Был крест нательный под пижамой у него, а как под кожей был. Чесался шнур за шеей, не достанешь, и серебро нажгло, как будто тысячи крапивниц подлых, паучков, клопов диванных, комаров да блох жило под ним. В шнуре жило крученом, букашек да мурашек, кусанов, что ночью кровь сосут из жил. «Всю высосут по жалам, всю…», – подумал, как по распятью кровь по капле в землю утекала со ступней Христа.

Веревка ожила, и из нее вверх по спине мурашки побежали, вниз побежали… Запрыгали, застрекотали, везде, повсюду… Руку приложив к груди, шнурок нащупал, сжал, зажмурился и дернул.
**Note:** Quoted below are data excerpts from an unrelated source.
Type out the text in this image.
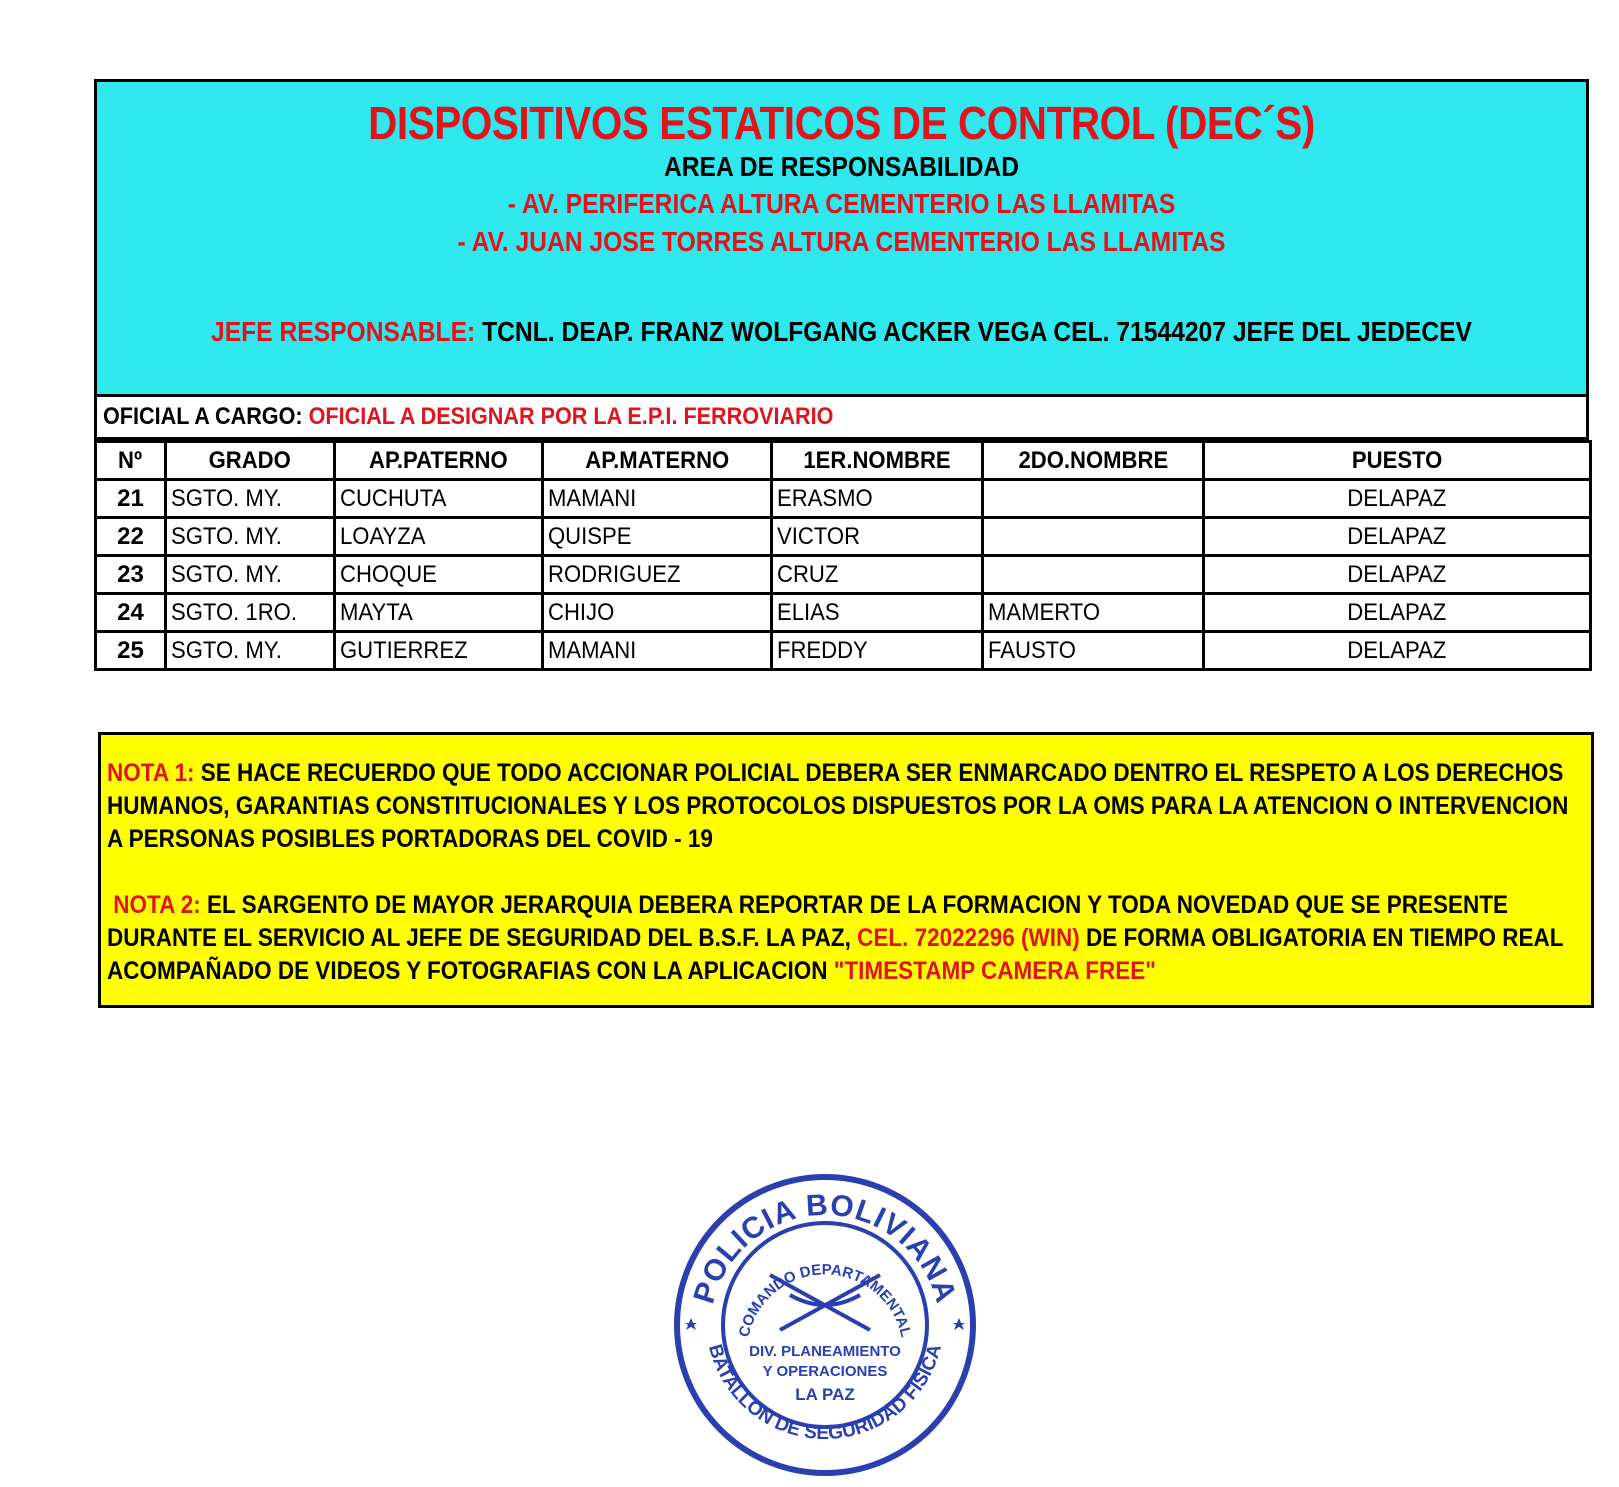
DISPOSITIVOS ESTATICOS DE CONTROL (DEC´S)
AREA DE RESPONSABILIDAD
- AV. PERIFERICA ALTURA CEMENTERIO LAS LLAMITAS
- AV. JUAN JOSE TORRES ALTURA CEMENTERIO LAS LLAMITAS
JEFE RESPONSABLE: TCNL. DEAP. FRANZ WOLFGANG ACKER VEGA CEL. 71544207 JEFE DEL JEDECEV
OFICIAL A CARGO: OFICIAL A DESIGNAR POR LA E.P.I. FERROVIARIO
Nº	GRADO	AP.PATERNO	AP.MATERNO	1ER.NOMBRE	2DO.NOMBRE	PUESTO
21	SGTO. MY.	CUCHUTA	MAMANI	ERASMO		DELAPAZ
22	SGTO. MY.	LOAYZA	QUISPE	VICTOR		DELAPAZ
23	SGTO. MY.	CHOQUE	RODRIGUEZ	CRUZ		DELAPAZ
24	SGTO. 1RO.	MAYTA	CHIJO	ELIAS	MAMERTO	DELAPAZ
25	SGTO. MY.	GUTIERREZ	MAMANI	FREDDY	FAUSTO	DELAPAZ

NOTA 1: SE HACE RECUERDO QUE TODO ACCIONAR POLICIAL DEBERA SER ENMARCADO DENTRO EL RESPETO A LOS DERECHOS HUMANOS, GARANTIAS CONSTITUCIONALES Y LOS PROTOCOLOS DISPUESTOS POR LA OMS PARA LA ATENCION O INTERVENCION A PERSONAS POSIBLES PORTADORAS DEL COVID - 19

NOTA 2: EL SARGENTO DE MAYOR JERARQUIA DEBERA REPORTAR DE LA FORMACION Y TODA NOVEDAD QUE SE PRESENTE DURANTE EL SERVICIO AL JEFE DE SEGURIDAD DEL B.S.F. LA PAZ, CEL. 72022296 (WIN) DE FORMA OBLIGATORIA EN TIEMPO REAL ACOMPAÑADO DE VIDEOS Y FOTOGRAFIAS CON LA APLICACION "TIMESTAMP CAMERA FREE"

POLICIA BOLIVIANA
BATALLON DE SEGURIDAD FISICA
COMANDO DEPARTAMENTAL
DIV. PLANEAMIENTO
Y OPERACIONES
LA PAZ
Веревка оборвалась, звякнув, крест упал.

– Заступники святые…

Облегченно откинулся в подушки и довольный посмотрел на мать.

– Отдай письмо… не то…

– Не то, то что?

– Увидишь…

Сел повыше, в пустоту смотрел. В ней замелькали лица храмовых старух и служек, священника, похожего на колдуна, учительницы музыки, и дворника, что задушил ее, кассирши из хозяйственного магазина, что продала Бобрыкину веревку, почтарки, тети Жени, бабы Тани, не бабы Тани, ни почтарки…никого…

– Чур, чур тебя! – крестясь шептала мать. – Потьма, отыми! Все бесы, Саша, от твоих проклятых писем! Дай сказала, д-а-а-й сюда…

И бросилась, вцепилась, вырвала листок. Бумажные осколки хлынули в лицо, как перья белой птицы опускались на пол, медленно чернея от теней. Ударив в стену форточка раскрылась, в комнату ворвался ветер, стукнулся о дверь и, оттолкнув ее, помчался дальше, раскачивая коридорные шкафы.

– Возьмите птиц летящих, горсть земную… – встав на колени, бормотала мать.

Графитной пустотой углы забились, зеленым глазом не мигая смотрели электронные часы, и, шаря рукавами, ползала по полу, ища под пологом, между бумажных трещин упавшего креста.

– Не будет жини ей, проклятой, вот увидишь, Саша! Счастья ей не будет… радости не будет, отмолю…

Он сжал оцепенело на подушке пальцы и кинулся на мать плашмя и сверху, чтобы не успела крест найти и счастья отмолить.

На стуле, под окном лежали сложенные вещи. Он сел, не справившись с второй штаниной, встал, одевшись без штанины, так, и волоча с собой, пополз по полу. Осторожно, точно бабочкины крылья, подбирал бумажные осколки, поднося их к лампе обратно складывал в письмо.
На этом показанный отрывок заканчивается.